Longtemps dominée par les investissements économiques et les projets d’infrastructures, la coopération sino-gabonaise amorce un rééquilibrage vers les questions institutionnelles. Ce glissement traduit une volonté partagée de consolider les mécanismes de gouvernance et d’inscrire le partenariat dans une logique plus durable.

Au cœur des échanges figure la modernisation de l’Assemblée nationale gabonaise. Avec l’appui de la Chine, les autorités parlementaires ambitionnent de digitaliser les procédures législatives et d’optimiser le fonctionnement administratif. Ce projet de Parlement « zéro papier » vise à renforcer l’efficacité, la transparence et la traçabilité des travaux parlementaires.

Mais cette dynamique soulève également des enjeux sensibles. La question de la dépendance technologique, notamment dans la gestion des systèmes numériques et des données institutionnelles, interpelle. Pour Libreville, le défi consiste à tirer profit de l’expertise chinoise tout en préservant sa souveraineté et en adaptant les solutions aux réalités locales.

Sur le plan géopolitique, cette visite s’inscrit dans une stratégie plus large de la Chine visant à renforcer son influence en Afrique à travers des partenariats multisectoriels. Pour le Gabon, il s’agit de diversifier ses alliances et de consolider sa position dans un environnement international en recomposition.

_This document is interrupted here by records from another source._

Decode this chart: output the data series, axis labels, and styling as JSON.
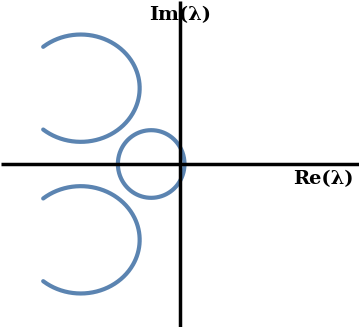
{
  "curve_color": "#5b84b1",
  "curve_linewidth": 3.0,
  "axis_linewidth": 2.5,
  "label_im": "Im(λ)",
  "label_re": "Re(λ)",
  "xlim": [
    -2.8,
    2.8
  ],
  "ylim": [
    -2.8,
    2.8
  ],
  "figsize": [
    3.6,
    3.28
  ],
  "dpi": 100,
  "background": "#ffffff",
  "label_fontsize": 14
}
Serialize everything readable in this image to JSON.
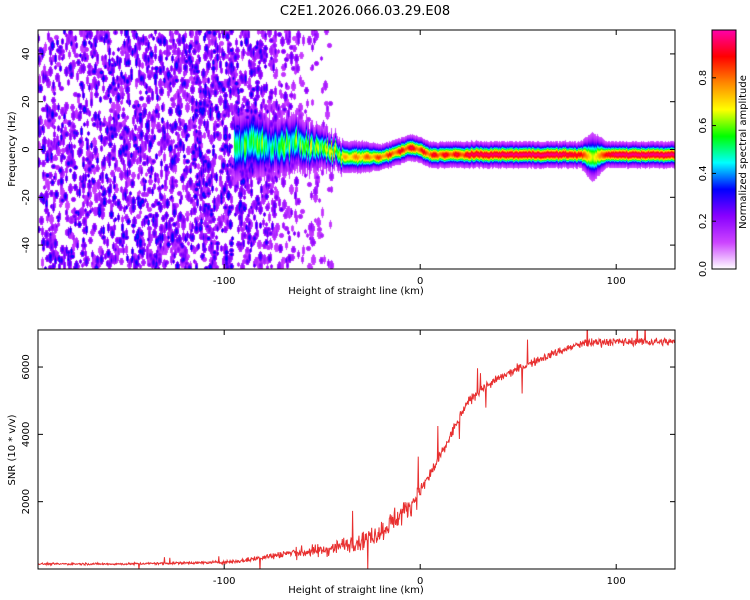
{
  "figure": {
    "title": "C2E1.2026.066.03.29.E08"
  },
  "colors": {
    "background": "#ffffff",
    "axes": "#000000",
    "snr_line": "#e83030"
  },
  "chart_data": [
    {
      "type": "heatmap",
      "xlabel": "Height of straight line (km)",
      "ylabel": "Frequency (Hz)",
      "xlim": [
        -195,
        130
      ],
      "ylim": [
        -50,
        50
      ],
      "xticks": [
        {
          "value": -100,
          "label": "-100"
        },
        {
          "value": 0,
          "label": "0"
        },
        {
          "value": 100,
          "label": "100"
        }
      ],
      "yticks": [
        {
          "value": -40,
          "label": "-40"
        },
        {
          "value": -20,
          "label": "-20"
        },
        {
          "value": 0,
          "label": "0"
        },
        {
          "value": 20,
          "label": "20"
        },
        {
          "value": 40,
          "label": "40"
        }
      ],
      "colorbar": {
        "label": "Normalized spectral amplitude",
        "range": [
          0,
          1
        ],
        "ticks": [
          {
            "value": 0.0,
            "label": "0.0"
          },
          {
            "value": 0.2,
            "label": "0.2"
          },
          {
            "value": 0.4,
            "label": "0.4"
          },
          {
            "value": 0.6,
            "label": "0.6"
          },
          {
            "value": 0.8,
            "label": "0.8"
          }
        ],
        "colormap": [
          "#ffffff",
          "#8800ff",
          "#0000ff",
          "#00ffff",
          "#00ff00",
          "#ffff00",
          "#ff8800",
          "#ff0000",
          "#ff00aa"
        ]
      },
      "ridge": {
        "x": [
          -95,
          -85,
          -75,
          -65,
          -55,
          -45,
          -38,
          -30,
          -20,
          -12,
          -5,
          0,
          5,
          15,
          30,
          50,
          70,
          82,
          88,
          95,
          100,
          110,
          130
        ],
        "freq": [
          1,
          3,
          1,
          3,
          1,
          0,
          -3,
          -3,
          -3,
          -1,
          1,
          0,
          -2,
          -2,
          -2,
          -2,
          -2,
          -2,
          -3,
          -2,
          -2,
          -2,
          -2
        ],
        "amplitude": [
          0.45,
          0.5,
          0.5,
          0.5,
          0.55,
          0.6,
          0.75,
          0.8,
          0.85,
          0.9,
          0.95,
          0.9,
          0.92,
          0.93,
          0.95,
          0.97,
          0.97,
          0.9,
          0.6,
          0.9,
          0.97,
          0.97,
          0.97
        ],
        "width_hz": [
          6,
          6,
          5,
          5,
          4,
          3,
          2.5,
          2.5,
          2,
          2,
          2,
          2,
          2,
          2,
          2,
          2,
          2,
          2,
          4,
          2,
          2,
          2,
          2
        ]
      },
      "noise_region": {
        "x_start": -195,
        "x_end": -50,
        "amplitude_range": [
          0.05,
          0.3
        ]
      }
    },
    {
      "type": "line",
      "xlabel": "Height of straight line (km)",
      "ylabel": "SNR (10 * v/v)",
      "xlim": [
        -195,
        130
      ],
      "ylim": [
        0,
        7100
      ],
      "xticks": [
        {
          "value": -100,
          "label": "-100"
        },
        {
          "value": 0,
          "label": "0"
        },
        {
          "value": 100,
          "label": "100"
        }
      ],
      "yticks": [
        {
          "value": 2000,
          "label": "2000"
        },
        {
          "value": 4000,
          "label": "4000"
        },
        {
          "value": 6000,
          "label": "6000"
        }
      ],
      "series": [
        {
          "name": "SNR",
          "x": [
            -195,
            -150,
            -120,
            -100,
            -90,
            -80,
            -70,
            -60,
            -50,
            -40,
            -30,
            -20,
            -15,
            -10,
            -5,
            0,
            5,
            10,
            15,
            20,
            25,
            30,
            40,
            50,
            60,
            70,
            80,
            90,
            100,
            110,
            120,
            130
          ],
          "y": [
            150,
            150,
            180,
            200,
            250,
            350,
            450,
            500,
            550,
            700,
            850,
            1100,
            1400,
            1600,
            1900,
            2300,
            2800,
            3300,
            3900,
            4500,
            5000,
            5300,
            5650,
            5950,
            6200,
            6450,
            6650,
            6750,
            6750,
            6750,
            6750,
            6750
          ],
          "noise_amplitude": [
            40,
            40,
            50,
            60,
            80,
            120,
            180,
            220,
            260,
            300,
            350,
            400,
            450,
            450,
            400,
            350,
            300,
            260,
            220,
            200,
            200,
            180,
            170,
            160,
            160,
            160,
            170,
            180,
            160,
            150,
            150,
            150
          ]
        }
      ]
    }
  ]
}
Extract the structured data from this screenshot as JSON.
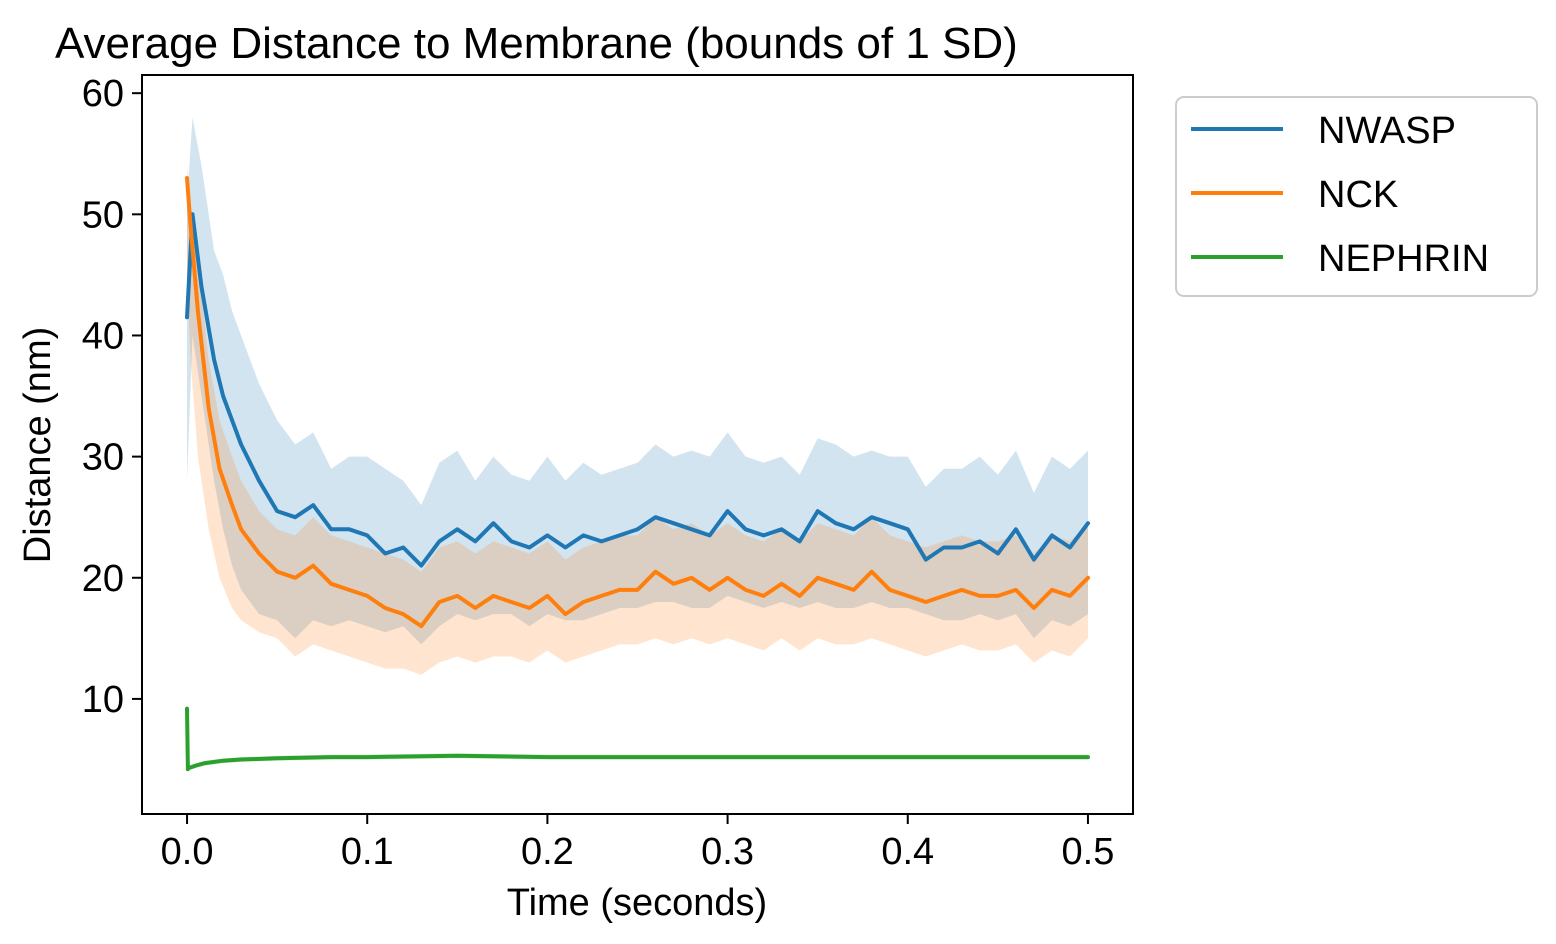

La coopération Sud-Sud, mise en avant par les autorités gabonaises, apparaît ainsi comme une alternative stratégique aux partenariats traditionnels. Elle offre des opportunités en matière de transfert de compétences, de financement et d’innovation institutionnelle.

Les rencontres prévues ce mardi 7 avril 2026 au Palais Léon Mba devraient permettre de préciser les contours de cette coopération parlementaire renforcée. Des accords pourraient émerger, notamment dans les domaines de la formation, de la gouvernance numérique et de l’échange d’expertises.

À travers cette séquence diplomatique, Libreville et Pékin affichent leur volonté de bâtir une relation plus structurée, où la diplomatie parlementaire devient un levier central. Reste à traduire cette ambition en résultats concrets, dans un équilibre subtil entre coopération et préservation des intérêts nationaux.